While space travel and tennis aren’t the most obvious pairing what with the lack of gravity and all, the astronauts on the International Space Station (ISS) just proved that you don’t need it when you have a killer serve. The space travelers just played the first-ever tennis match in the stars, battling it out in the ISS, broadcasting the match to Earth via Periscope and NASA Live.
Commander Andrew “Drew” Feustel and three flight engineers—Serena Aunon-Chancellor from the European Space Agency along with NASA’s Ricky Arnold and Alexander Gerst—played the interstellar doubles match.
Prior to the match, Feustel, a geophysicist-turned-space tennis pro picked up a few tips from tennis champion Juan Martín del Potro, who tweeted that he “never thought [he] would get to coach someone to play a tennis match in Space.”
Due to the confines of the space station, and the lack of gravity to direct the balls, the astronauts played on tiny tennis rackets hitting the floating ball slowly over a make-shift net.
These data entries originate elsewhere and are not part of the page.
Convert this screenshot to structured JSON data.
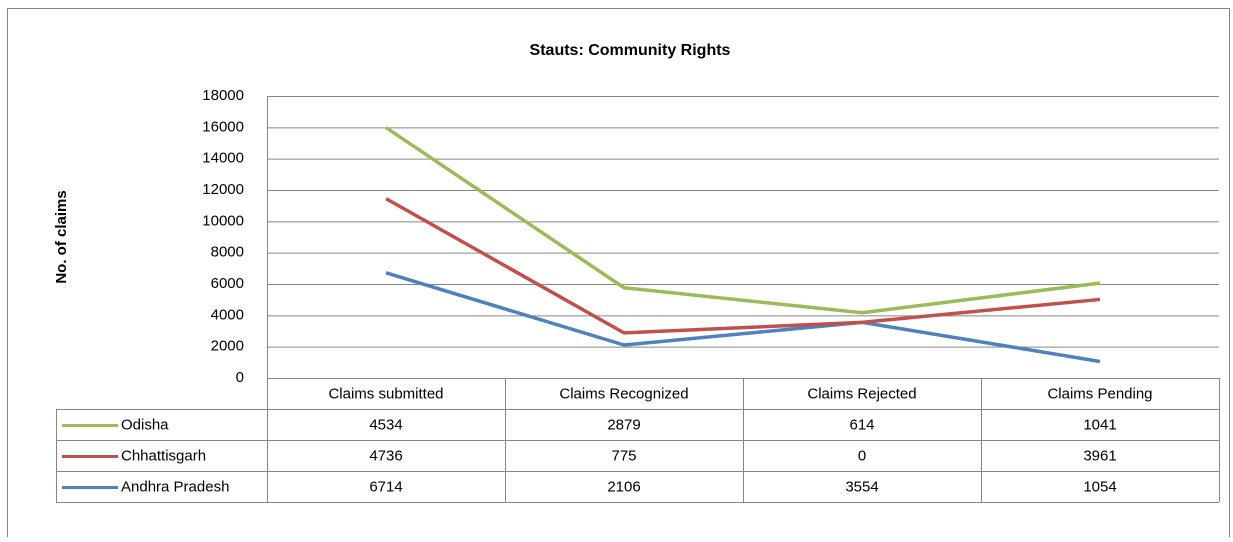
{
  "chart_data": {
    "type": "line",
    "stacked": true,
    "title": "Stauts: Community Rights",
    "ylabel": "No. of claims",
    "categories": [
      "Claims submitted",
      "Claims Recognized",
      "Claims Rejected",
      "Claims Pending"
    ],
    "series": [
      {
        "name": "Odisha",
        "color": "#9bbb59",
        "values": [
          4534,
          2879,
          614,
          1041
        ]
      },
      {
        "name": "Chhattisgarh",
        "color": "#c0504d",
        "values": [
          4736,
          775,
          0,
          3961
        ]
      },
      {
        "name": "Andhra Pradesh",
        "color": "#4f81bd",
        "values": [
          6714,
          2106,
          3554,
          1054
        ]
      }
    ],
    "ylim": [
      0,
      18000
    ],
    "yticks": [
      0,
      2000,
      4000,
      6000,
      8000,
      10000,
      12000,
      14000,
      16000,
      18000
    ],
    "grid": true,
    "data_table": true
  }
}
Feustel predicted that the space match would play out like a giant game of Pong, the old video game, and he was not wrong with the astronauts volleying more than scoring.
The space match was organized by the U.S. Open tennis organization whose own tournament kicks off this week in New York. To celebrate the historic event, the match was broadcast on the Unisphere, the globe-like sculpture that sits outside the USTA Billie Jean King National Tennis Center in New York. It was an appropriate tribute as, per the tennis organization, the steel globe was “commissioned to celebrate the dawn of the space age” and therefore was the perfect 3D canvas to display the first tennis match in space.